Julia memory overhead

I have received some queries from coworkers about Julia’s memory overhead. Members of our HPC team have expressed concern that Julia seems to eat about 160-200MB of RAM per Julia session (our current deployment model is to run many single-thread jobs on AWS nodes with relatively small RAM, and additional RAM is an expensive resource on AWS. The speed and RAM usage of my algorithm itself seems quite reasonable, but fitting 200MB more data in could be valuable to us).

So I have a couple of questions, which might be answered elsewhere but I couldn’t find an up-to-date answer.

  1. When I start julia it seems to use ~ 160MB of RAM
$ /usr/bin/time -v julia -e 1
	Command being timed: "julia -e 1"
	User time (seconds): 0.22
	System time (seconds): 0.16
	Maximum resident set size (kbytes): 158612

Does someone know what a breakdown of this 160MB is? We have LLVM, BLAS, LAPACK, libgit, etc as well as the compiler, system image, etc. I found a post the other day for an older version of Julia that was talking about 38MB of RAM usage - what has changed since then?

  1. Is there some way of cutting this back? For instance, if I want to deploy something that doesn’t use BLAS and LAPACK, could I make a Julia build without them? Alternatively, are there any environment variables I can set that affects the amount of RAM used? (e.g. I read somewhere that OpenBLAS allocates a lot of RAM on linux because it tries to allocate scratch space for many threads, so setting it to 1 thread might help?)

This is getting a lot of likes but no answers, suggesting it’s a common question. If you don’t get a response here, maybe open an issue on github? Not that github issues are meant for Q&A, but I think Julia having a huge memory footprint is a legitimate issue. This has affected me; I wanted to use Julia on an AWS instance with 2GB memory, but one master process + 4 workers ate up about 2/3 the memory on the system, leaving little extra.


The solution to this would be making julia base more modular, which is the plan of https://github.com/JuliaLang/julia/issues/5155

Back over a year ago, I had a branch of v0.4 (https://github.com/ScottPJones/julia/tree/spj/lite) that allowed you to build Julia removing various parts, even up to removing docs, help, and the REPL (which use up a lot of memory, and are not needed to run a non-interactive script). It also made building for the Raspberry Pi from scratch not a 24 hour task.

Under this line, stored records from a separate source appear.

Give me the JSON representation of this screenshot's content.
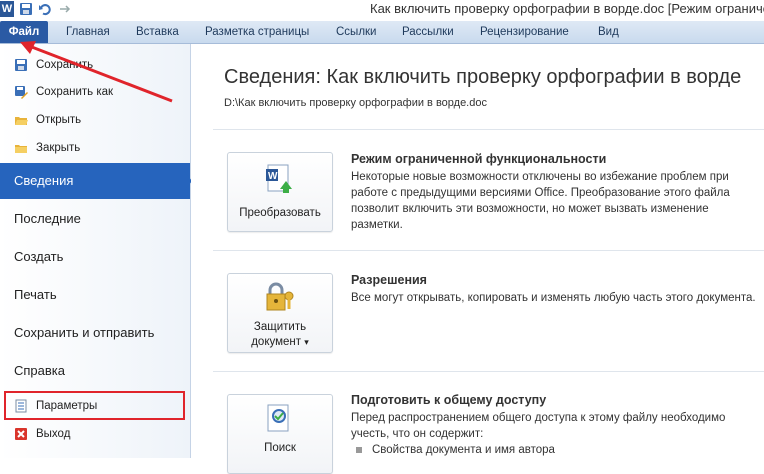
{
  "window": {
    "title": "Как включить проверку орфографии в ворде.doc [Режим ограниченно",
    "app_logo": "W"
  },
  "ribbon_tabs": [
    "Файл",
    "Главная",
    "Вставка",
    "Разметка страницы",
    "Ссылки",
    "Рассылки",
    "Рецензирование",
    "Вид"
  ],
  "backstage": {
    "commands": {
      "save": "Сохранить",
      "save_as": "Сохранить как",
      "open": "Открыть",
      "close": "Закрыть"
    },
    "nav": {
      "info": "Сведения",
      "recent": "Последние",
      "new": "Создать",
      "print": "Печать",
      "save_send": "Сохранить и отправить",
      "help": "Справка"
    },
    "options": "Параметры",
    "exit": "Выход"
  },
  "info": {
    "title": "Сведения: Как включить проверку орфографии в ворде",
    "path": "D:\\Как включить проверку орфографии в ворде.doc",
    "sections": [
      {
        "button": "Преобразовать",
        "heading": "Режим ограниченной функциональности",
        "text": "Некоторые новые возможности отключены во избежание проблем при работе с предыдущими версиями Office. Преобразование этого файла позволит включить эти возможности, но может вызвать изменение разметки."
      },
      {
        "button_line1": "Защитить",
        "button_line2": "документ",
        "button_arrow": "▾",
        "heading": "Разрешения",
        "text": "Все могут открывать, копировать и изменять любую часть этого документа."
      },
      {
        "button": "Поиск",
        "heading": "Подготовить к общему доступу",
        "text": "Перед распространением общего доступа к этому файлу необходимо учесть, что он содержит:",
        "bullet": "Свойства документа и имя автора"
      }
    ]
  },
  "colors": {
    "selected_nav": "#2664bd",
    "file_tab": "#2a5aa4",
    "annotation": "#e0242b"
  },
  "icons": [
    "word-logo-icon",
    "save-icon",
    "undo-icon",
    "redo-icon",
    "save-as-icon",
    "open-folder-icon",
    "close-folder-icon",
    "options-icon",
    "exit-icon",
    "convert-icon",
    "protect-icon",
    "inspect-icon"
  ]
}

The biggest problem I had when trying to do this, was the way that so much stuff seemed to be randomly dumped into base/docs/helpdb/Base.jl. At the time I started doing this project, it was still months before v0.4 was released, I didn’t know how to make sections of Base.jl only compile depending on my Make.user switches (plain if ... end didn’t work), and the @static macro didn’t exist yet.
Since then, @kslimes esp. has been making great strides cleaning that out, and I think I can use the @static macro to handle the rest (or move even more stuff out of Base.jl and see if it can be merged)

The other issues I ran into that I recall were:

  • Dealing with cutting out unit tests, since in many cases, unit tests from different areas are lumped together (which is why I’d made PRs to split the unit tests up the same way the source files were split up, esp. for strings)
  • Dealing with interactions between different pieces I made optional (such as the many places that BigInt and BigFloat are used, i.e. with Complex, with Rational, etc.)
  • Some platform specific issues, for example where the implementation of Int128 / UInt128 for 32-bit platforms depends on BigInt.
  • I didn’t know at the time how to conditionally remove the binary dependencies completely from the builds
    (I did get most of it, so that it didn’t need to build BLAS, LAPACK, GMP, MPFR and some others, but I think I hadn’t managed to completely clean out all of the unneeded stuff.

Once v0.6 is at least in a RC stage, I intend to redo that branch, and then you could use that.
It did make a substantial difference in the amount of RAM needed per process (I think about half was needed on startup) I’d described it back on the old Google Groups (I think Julia-Dev), I believe I listed out the differences in memory usage that I saw.


Thanks guys for the responses. I thought this might still be a work-in-progress, so it seems likely to be better in the future. I look forward to seeing your v0.6 branch, Scott.

And yes, the code in Base isn’t quite as modular as I imagined it would be. I have been working my way through LinAlg lately, where, for instance, the BLAS overloads of A_mul_B! etc are defined in LinAlg instead of the BLAS module… I’m guessing this code is quite old, I dunno. And I hadn’t thought much about the unit tests, but Scott you make a good point, these are worth factoring correctly too.

So is anyone aware of any quick wins that work with v0.5 (build flags, using reference BLAS, etc), or is it basically a lot of work to make any progress on memory overhead?

Quick and dirty splitting off BLAS should be doable by commenting things out.